One day before Wangchuk was arrested under the NSA, he had said his non-profit did not take foreign contributions, but has done business transactions with the UN, Swiss and Italian organisations and paid all taxes. “… They mistook it as foreign contributions. I consider it a mistake on their [Centre’s] part and therefore I don’t mind it. But that’s what was thought of as a foreign contribution. It is not,” he had said.

The MHA said it was clear the mob was incited by Wangchuk through his provocative statements. “Incidentally, amidst these violent developments, he broke his fast and left for his village in an ambulance without making serious efforts to control the situation,” the MHA said on the day violence broke out.

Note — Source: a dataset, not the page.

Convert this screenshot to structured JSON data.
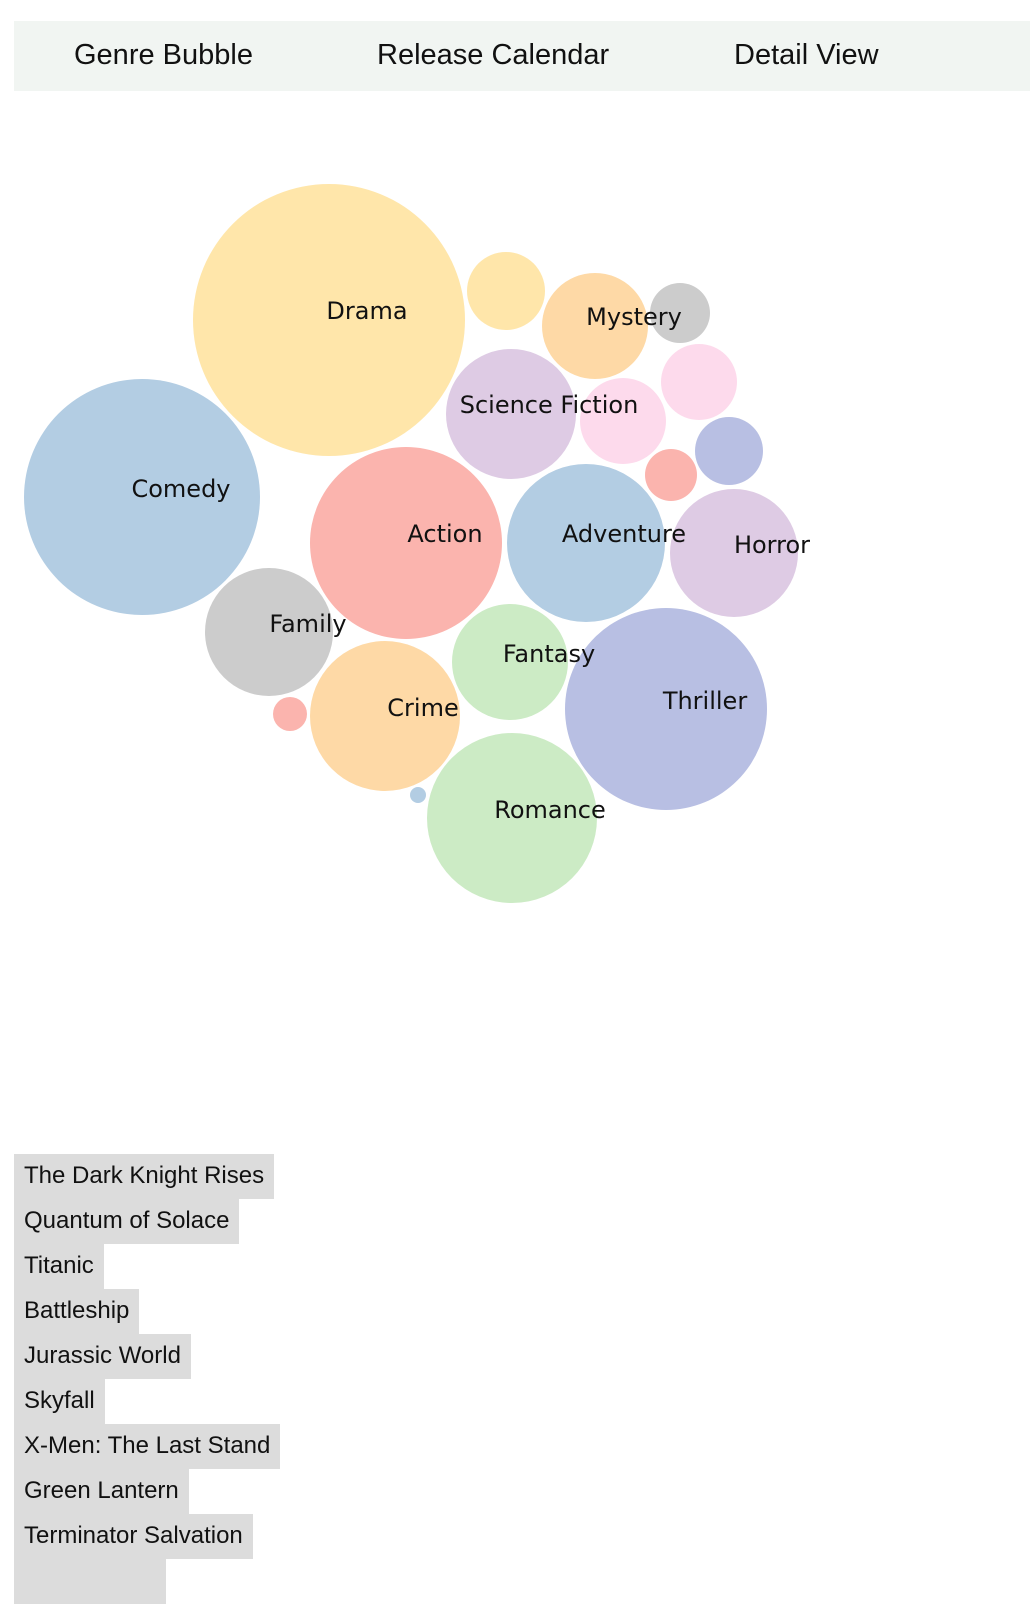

Ladakh’s gradual swing from cheering on becoming a Union Territory in 2019 after the Centre scrapped special status to Jammu and Kashmir under Article 370 of the Constitution, to the current tension due to demand for statehood, has led to speculation that foreign hands and local vested interests could be involved in engineering the crisis.

Countering allegations of being “anti-national,” Angmo shared two photos featuring Bangladesh’s interim leader Mohammed Yunus — one with Prime Minister Narendra Modi, and the other with Wangchuk.

“If it’s okay for the honourable PM to meet Mohammed Yunus, why is it a problem when Sonam Wangchuk, India’s educator and innovator, meet(s) him?” she said in the X post. She was apparently responding to social media chatter that has alleged Wangchuk, the most prominent face of the Ladakh agitation, “conspired” with those who ended the reign of Sheikh Hasina in Bangladesh.

Security agencies have also cited Wangchuk’s references to recent Gen-Z youth protest in Nepal and last year’s student-led revolt in Bangladesh as proof that he “provoked” the violence on September 24 in which four protesters died.

As for her X post on Monday, Wangchuk’s image hugging Yunus — being used in those social media posts too — is one he shared in 2020 of his meeting with Yunus, a Nobel-winning economist and social entrepreneur, at an event at the British high commission in Dhaka. Hasina was still in power at the time.

Currently on exile in India, she was deposed in August 2024 in protests led by students triggered by an unpopular quota system and resentment over corruption. Yunus was then given the country’s reigns as chief adviser while elections are likely by February 2026.

Yunus’s photo with PM Modi is from April 2025, when they met on the sidelines of a summit in Bangkok, Thailand. India’s foreign minister S Jaishankhar had later said the Indian side conveyed concerns about rhetoric emanating from Dhaka, and radicalisation and attacks on minorities, during that meeting.